= Besançon Hugues =

Swiss political and religious leader

Besançon Hugues (/fr/; 1487 – 1532) was a Swiss political and religious leader who was a member of the Grand Council of Geneva. He participated in the rebellion against the rule of the Savoy dynasty, which led to the independence of Geneva in 1526.

He entered the powerful lesser council (Petit Conseil) in 1515, taking over the leadership of the pro-independence faction in the Grand Council of Geneva from Philibert Berthelier in 1517.

Following the invasion of Geneva by Savoy forces in September 1525, Hugues fled to Fribourg, from which he continued the rebellion which proved successful the following year. Following the overthrow of Savoy rule over Geneva, he strove to protect the Catholic Church in Geneva and to prevent the spread of the Protestant Reformation in his city.

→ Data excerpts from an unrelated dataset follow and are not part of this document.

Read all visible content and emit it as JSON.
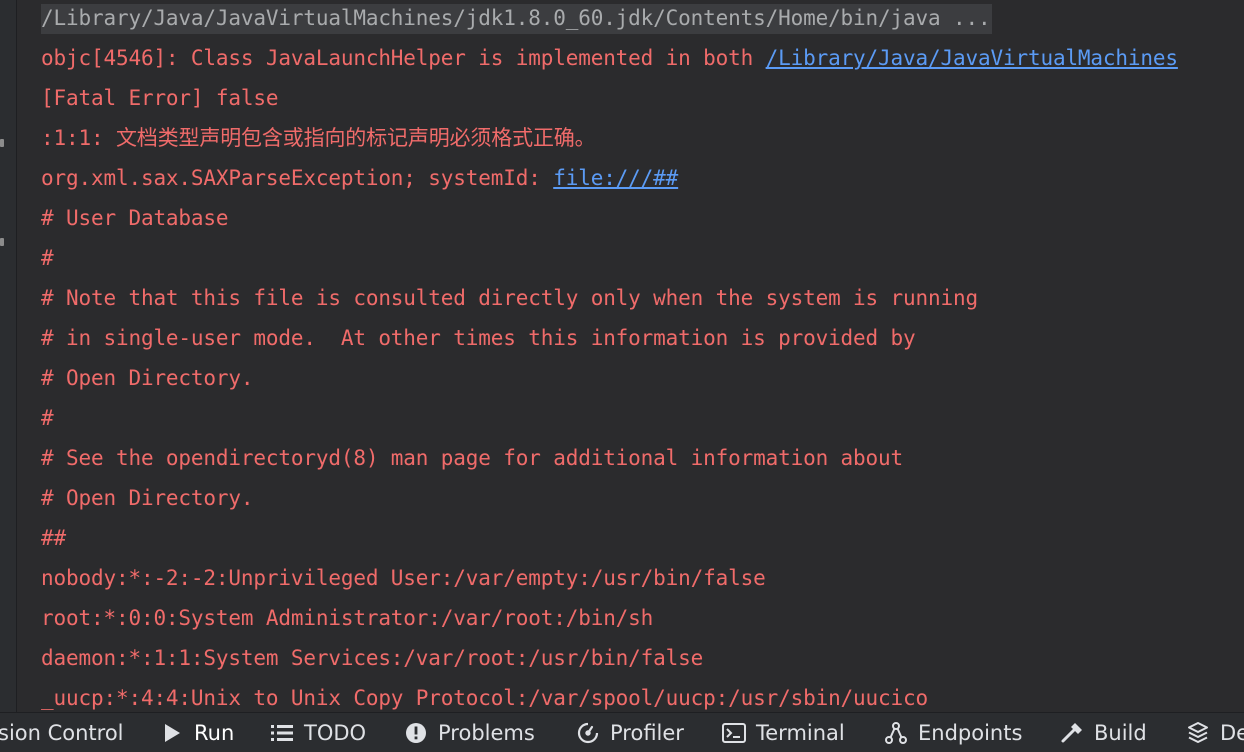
{
  "console": {
    "command": "/Library/Java/JavaVirtualMachines/jdk1.8.0_60.jdk/Contents/Home/bin/java ...",
    "lines": [
      {
        "text": "objc[4546]: Class JavaLaunchHelper is implemented in both ",
        "link": "/Library/Java/JavaVirtualMachines"
      },
      {
        "text": "[Fatal Error] false",
        "link": ""
      },
      {
        "text": ":1:1: 文档类型声明包含或指向的标记声明必须格式正确。",
        "link": ""
      },
      {
        "text": "org.xml.sax.SAXParseException; systemId: ",
        "link": "file:///##"
      },
      {
        "text": "# User Database",
        "link": ""
      },
      {
        "text": "#",
        "link": ""
      },
      {
        "text": "# Note that this file is consulted directly only when the system is running",
        "link": ""
      },
      {
        "text": "# in single-user mode.  At other times this information is provided by",
        "link": ""
      },
      {
        "text": "# Open Directory.",
        "link": ""
      },
      {
        "text": "#",
        "link": ""
      },
      {
        "text": "# See the opendirectoryd(8) man page for additional information about",
        "link": ""
      },
      {
        "text": "# Open Directory.",
        "link": ""
      },
      {
        "text": "##",
        "link": ""
      },
      {
        "text": "nobody:*:-2:-2:Unprivileged User:/var/empty:/usr/bin/false",
        "link": ""
      },
      {
        "text": "root:*:0:0:System Administrator:/var/root:/bin/sh",
        "link": ""
      },
      {
        "text": "daemon:*:1:1:System Services:/var/root:/usr/bin/false",
        "link": ""
      },
      {
        "text": "_uucp:*:4:4:Unix to Unix Copy Protocol:/var/spool/uucp:/usr/sbin/uucico",
        "link": ""
      }
    ]
  },
  "toolbar": {
    "tabs": [
      {
        "label": "sion Control",
        "icon": "version-control-icon"
      },
      {
        "label": "Run",
        "icon": "run-icon",
        "active": true
      },
      {
        "label": "TODO",
        "icon": "todo-list-icon"
      },
      {
        "label": "Problems",
        "icon": "problems-icon"
      },
      {
        "label": "Profiler",
        "icon": "profiler-icon"
      },
      {
        "label": "Terminal",
        "icon": "terminal-icon"
      },
      {
        "label": "Endpoints",
        "icon": "endpoints-icon"
      },
      {
        "label": "Build",
        "icon": "build-hammer-icon"
      },
      {
        "label": "De",
        "icon": "dependencies-icon"
      }
    ]
  },
  "colors": {
    "background": "#2b2b2d",
    "error_text": "#f06b6a",
    "command_text": "#a9abad",
    "link": "#5b9bf5",
    "toolbar_bg": "#2b2d30",
    "accent": "#3574f0"
  }
}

Following the attainment of independence in 1526, Hugues supported the holding of fair trial proceedings for the supporters of the Savoy dynasty within Geneva. From about 1527 onward, he began to sympathize with the Protestant faction in Geneva. On 20 February 1532, he resigned his seat at the Grand Council of Geneva and died of an illness soon thereafter. After his resignation he unsuccessfully tried to restore the Catholic bishop of Geneva Pierre de la Baume.

His brother Guillaume Hugues was also a Grand Council member but was more positive towards the Protestants.

When resigning his posts in 1532, he cited family problems as the reason for this, but some scholars have suggested the real reason being his inability to cooperate with Protestants.